Jedną z popularnych koncepcji dla przyszłych architektur sprzętowych są dodatkowe tryby pracy procesora, np. rozróżnienie trybu szybkiego i bezpiecznego. W tym drugim przypadku, procesor używa buforowania i wykonania spekulacyjnego tylko w ograniczonym zakresie. Alternatywą jest wykorzystanie multi-procesorowych architektur heterogenicznych, w tym łączenie różnych rdzeni o różnych charakterystykach bezpieczeństwa. Na Hot Chips dyskutowano również o nowych modelach biznesowych, np. maszyny wirtualne na bezpiecznych, ale wolnych serwerach za dodatkową opłatą. Na koniec warto zauważyć, że przejście do otwartych architektur typu open source może wydarzyć się również dla sprzętu (nowe koncepcje bezpieczeństwa na procesorach RISC-V), przynosząc konkretną poprawę mechanizmów bezpieczeństwa – tak jak dzieje się to w przypadku oprogramowania.

Konkretne rozwiązania?

Jak dyskusje projektantów i badaczy przekładają się na konkretne wdrożenia? Jako jeden z nielicznych, Intel w swojej prezentacji na konferencji przedstawił konkretne rozwiązania i mechanizmy. Trzeba jednak dodać, że miejsce i czas nie są przypadkowe. Wygląda na to, że prace nad obiecanymi na koniec 2018 roku architekturami odpornymi na ataki „spekulacyjne” prowadzone są bardzo intensywnie – chociaż nie można wykluczyć opóźnień. Pierwszą serią zawierającą tego typu rozwiązania powinna być rodzina procesorów Cascade Lake SP do implementacji serwerowych. Spekuluje się również o wprowadzeniu mechanizmów bezpieczeństwa do ośmiordzeniowego i-9000 (LGA1151v2) oraz chipów z rodziny „Whiskey-Lake” przeznaczonych do notebooków i laptopów.

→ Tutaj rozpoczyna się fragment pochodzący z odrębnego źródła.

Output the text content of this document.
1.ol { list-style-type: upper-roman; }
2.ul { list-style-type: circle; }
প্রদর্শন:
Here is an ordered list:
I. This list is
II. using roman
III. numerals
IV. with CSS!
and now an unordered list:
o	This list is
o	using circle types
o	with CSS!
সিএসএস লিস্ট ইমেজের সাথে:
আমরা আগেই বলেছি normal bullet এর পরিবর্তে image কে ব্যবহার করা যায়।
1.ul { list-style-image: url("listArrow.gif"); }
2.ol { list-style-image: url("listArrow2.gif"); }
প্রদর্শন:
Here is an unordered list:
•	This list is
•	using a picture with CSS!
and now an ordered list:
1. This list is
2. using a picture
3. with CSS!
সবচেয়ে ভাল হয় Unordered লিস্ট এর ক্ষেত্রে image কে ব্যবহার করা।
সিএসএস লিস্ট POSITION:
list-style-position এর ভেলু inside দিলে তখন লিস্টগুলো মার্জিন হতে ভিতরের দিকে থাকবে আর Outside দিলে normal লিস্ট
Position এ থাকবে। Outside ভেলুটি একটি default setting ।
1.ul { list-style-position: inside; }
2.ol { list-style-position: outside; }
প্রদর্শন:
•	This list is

Nazwa techniczna Nazwa zwyczajowa Umiejscowienie mechanizmu bezpieczeństwa dla platformy Cascade Lake
Spectre V1 Bounds Check Bypass System operacyjny / hypervisor
Spectre V2 Branch Target Injection (BTI) Mechanizm sprzętowy + system operacyjny / hypervisor
Meltdown (V3) Rogue Data Cache Load Mechanizm sprzętowy
Spectre V3a Rogue System Register Read Sterowniki
Spectre V4 Speculative Store Bypass Sterowniki + system operacyjny / hypervisor albo oprogramowanie
Spectre-NG L1 Terminal Faul (L1TF) Mechanizm sprzętowy

Rysunek 1. Umiejscowienie nowych mechanizmów bezpieczeństwa dla platformy Cascade Lake

W tabeli przedstawiono zestawienie mechanizmów, klasyfikując je na podstawie luki i wdrożenia (oprogramowanie, sprzęt lub oba). Mechanizmy wykonane w pełni sprzętowo zabezpieczają tylko przed Meltdown i niedawno wykrytym błędem L1 Terminal Fault (L1TF). W przypadku Spectre V2 (BTI) funkcje sprzętowe muszą współpracować z odpowiednimi łatkami systemu operacyjnego lub wirtualizacji oprogramowania nadzorcy (ang. hypervisor). Sprzętowych mechanizmów ochronnych nie przewidziano dla Spectre V1. W pozostałych przypadkach poprawki sterowników będą konieczne. Warto zauważyć też, że tylko jedną lukę z sześciu (Spectre V1) można usunąć w pełni programowo bez modyfikacji mechanizmów sprzętowych.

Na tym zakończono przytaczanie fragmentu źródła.